Which area of Mumbai is best for expat families with school-age children?
The western suburbs corridor — Santacruz, Bandra, Juhu, Andheri, Vile Parle — is where most of Mumbai’s working expat community is based, given its proximity to BKC, the airport, and a strong residential and social infrastructure. This area also has the highest concentration of Cambridge international schools. South Mumbai is prestigious but the school commute from western suburbs can be 60 to 90 minutes each way during peak hours.
Can my child join a Mumbai international school mid-year?
Yes. Most established international schools in Mumbai handle mid-year admissions for expat families on a case-by-case basis, particularly when the relocation is corporate and documented. Seats are not guaranteed, as popular grade levels may already be full, but established schools do accommodate mid-year joiners when possible. Contact the school directly by phone or email rather than through the standard online form for a faster response.
What documents does a foreign national need for school admission in Mumbai?
In addition to standard documents (birth certificate, previous school records, Transfer Certificate), foreign nationals need passport copies for parent and child, employment visa documentation, dependent visa for the child, and FRRO registration confirmation. Transfer Certificates from schools abroad may need to be apostilled. Some schools also ask for a proof of address in Mumbai, which can be provided via a rental agreement or company-provided accommodation letter.
Is the Cambridge curriculum from my child’s previous school recognised at Mumbai international schools?
Yes.

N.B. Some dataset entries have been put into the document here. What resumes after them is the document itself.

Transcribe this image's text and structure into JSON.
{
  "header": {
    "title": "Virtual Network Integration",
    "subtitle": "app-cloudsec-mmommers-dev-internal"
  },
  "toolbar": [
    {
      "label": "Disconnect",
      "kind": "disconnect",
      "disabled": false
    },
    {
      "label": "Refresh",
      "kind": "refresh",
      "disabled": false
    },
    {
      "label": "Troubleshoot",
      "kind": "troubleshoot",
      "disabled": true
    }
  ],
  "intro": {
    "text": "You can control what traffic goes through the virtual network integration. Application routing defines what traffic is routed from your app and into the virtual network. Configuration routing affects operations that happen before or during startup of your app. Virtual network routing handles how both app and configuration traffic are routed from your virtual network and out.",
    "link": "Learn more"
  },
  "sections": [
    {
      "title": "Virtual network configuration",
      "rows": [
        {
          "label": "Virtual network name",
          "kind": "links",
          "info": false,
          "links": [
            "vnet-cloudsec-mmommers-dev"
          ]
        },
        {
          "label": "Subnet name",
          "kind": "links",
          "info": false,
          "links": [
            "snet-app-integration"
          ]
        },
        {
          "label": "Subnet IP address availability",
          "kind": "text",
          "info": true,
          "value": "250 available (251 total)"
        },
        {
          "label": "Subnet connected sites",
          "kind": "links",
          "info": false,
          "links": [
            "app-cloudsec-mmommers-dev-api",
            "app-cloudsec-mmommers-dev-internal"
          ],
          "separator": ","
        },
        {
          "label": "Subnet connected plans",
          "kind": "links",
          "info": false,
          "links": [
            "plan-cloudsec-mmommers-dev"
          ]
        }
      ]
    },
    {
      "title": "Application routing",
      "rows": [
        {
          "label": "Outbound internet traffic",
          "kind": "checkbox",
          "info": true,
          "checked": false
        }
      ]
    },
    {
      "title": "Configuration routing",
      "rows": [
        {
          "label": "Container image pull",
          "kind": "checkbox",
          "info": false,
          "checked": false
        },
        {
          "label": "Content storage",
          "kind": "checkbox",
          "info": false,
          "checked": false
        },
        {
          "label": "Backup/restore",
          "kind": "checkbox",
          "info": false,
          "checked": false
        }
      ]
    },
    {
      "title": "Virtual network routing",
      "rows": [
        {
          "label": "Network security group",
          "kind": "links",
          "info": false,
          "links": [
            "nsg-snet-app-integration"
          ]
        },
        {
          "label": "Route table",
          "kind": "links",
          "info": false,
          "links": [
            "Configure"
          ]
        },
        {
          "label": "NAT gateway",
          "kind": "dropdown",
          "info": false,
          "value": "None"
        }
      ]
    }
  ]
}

Cambridge IGCSE and A Levels are administered globally by Cambridge Assessment International Education (CAIE) under a unified syllabus and assessment framework. A child who has been studying at a Cambridge-affiliated school in Singapore, the UAE, the UK, or anywhere else in the world will find the curriculum, assessment style, and grading framework identical at a CAIE-affiliated school in Mumbai. The transition is a change of school, not a change of educational system.
How long does school admission take for expat families in Mumbai?
From the initial enquiry to an admission decision, the process typically takes 3 to 8 weeks for standard admissions and may be faster for expat families with corporate relocation documentation. Once an offer is made, most schools require fee payment and confirmation within 7 days. For mid-year admissions, the timeline can sometimes be compressed if seats are available and documentation is ready.
Are school fees in Mumbai covered by corporate relocation packages?
Many multinational companies operating in Mumbai include education allowances as part of the expat compensation package, particularly for senior hires. The extent of coverage varies by company policy and contract — some cover full tuition, others provide a capped allowance. If your company covers school fees, clarify whether Cambridge IGCSE schools or only IB schools are covered under the policy, as this can meaningfully affect which schools are financially accessible to you.
What is the difference between Cambridge IGCSE and IB for expat children in Mumbai?
Both the Cambridge IGCSE / A Level pathway and the IB Diploma Programme are globally recognised and lead to strong university outcomes. The key differences for expat families: Cambridge is more widely offered in Mumbai (and globally), making it more portable across future moves; IB tends to be better suited for families from American or Northern European school systems; Cambridge A Levels offer greater subject specialisation (typically 3-4 subjects at depth), while IB DP requires 6 subjects across prescribed groups. For children already mid-way through one system, continuity almost always outweighs switching to the other.